Silvius was into the hut and all around it with a child’s quick curiosity. “This is a good place,” he said. He put down his bundle on the doorstep. I had noticed how unwieldy it was as he walked with it, and it went down with a thud and a clank. “What did you put in that?” I asked. He looked at me a bit askance, and opened up the bundle. He had brought his short bow, arrows, a hunting knife, and the short sword he used for battle practice.
“For wolves,” he said.
“Ah,” I said. “Well, dear son, I think maybe we are the wolves.”
He thought it over and the idea clearly pleased him. He nodded.
“Come and sit down a bit,” I said, sitting on the doorstep and pushing the weapons aside to make room. A shaft of sunlight struck through the gloom of the pines and oaks all around and made it warm there. Silvius sat down next to me. I looked at his thin brown boy legs and the shoes that were too heavy for his feet. He leaned his head against me. “They don’t want to kill us, do they, mother?” he asked, not with terror but for reassurance.
“No. They want to part us. I am certain in my heart that it’s wrong for me to let you go. But there’s no way I can keep Ascanius from taking you to Alba, except by hiding you so he can’t.”
He thought for a long time and said, “I could go live on a farm somewhere off in the country and pretend to be a farm boy.”
“You might. It would put the farmer’s family at risk, though.”
He nodded shortly, ashamed of not having seen that.
I was ashamed too of involving him in any deceit. I said, “Listen. I lied about going to the great oracle at Tibur. But I do want to consult the oracle. Ours, my father’s, my forefathers’ oracle, here, at Albunea. Maybe it will tell us what to do. I don’t know if it will speak to a woman, but it might speak to you. Grandson of Latinus, of Faunus, of Picus, of Saturn…” I stroked his hard, slight shoulder, still sweaty from our quick walk. “Son of Aeneas.” I kissed him.
He kissed me back. “I won’t leave you,” he said. “Never.”
“Oh, never and forever aren’t for mortals, love. But we won’t be parted till I know it’s right that we part.”

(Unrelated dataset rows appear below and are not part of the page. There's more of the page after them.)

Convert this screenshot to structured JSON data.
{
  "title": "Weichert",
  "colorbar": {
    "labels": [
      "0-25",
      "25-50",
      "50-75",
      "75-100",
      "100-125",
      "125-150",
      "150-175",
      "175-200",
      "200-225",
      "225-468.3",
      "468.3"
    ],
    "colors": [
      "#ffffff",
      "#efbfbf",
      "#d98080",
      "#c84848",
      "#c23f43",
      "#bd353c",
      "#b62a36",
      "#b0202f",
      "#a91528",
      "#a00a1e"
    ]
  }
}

“That’s never, then,” he said.
A bird sang out sweet from the dark trees, a long trill brimming with the lovely ignorant happiness of spring. “Is this where we’re going to stay?”
“Tonight, at least.”
“Good. You brought fire, didn’t you?”
I showed him the little clay fire pot I had filled from Vesta of the Regia and brought in a wicker sling. “Lay a fire on the hearth and say the prayers,” I told him. I swept out the hut while he did so, and we kindled the hearth fire together.
“Your father grew up in the woods on a great mountain, Ida, did you know that?” I asked him. Of course he knew it, but he wanted to hear it again, and listened intently while I repeated to him the little that Aeneas had told me of his childhood. Then he went off with his bow and arrows to see if there were any unwary rabbits or quail about. I went on cleaning out the hut, and made us beds of young pine boughs I tore from saplings. There was no rubbish in the hut, only the tiny leavings of spiders and woodmice, and some fallen thatch. Poor people have little to leave. There was half a broken earthenware bowl on a shelf; it had been kept, it was of use. I put in it the handful of salt I had brought from home and set it on the shelf that would serve as our table.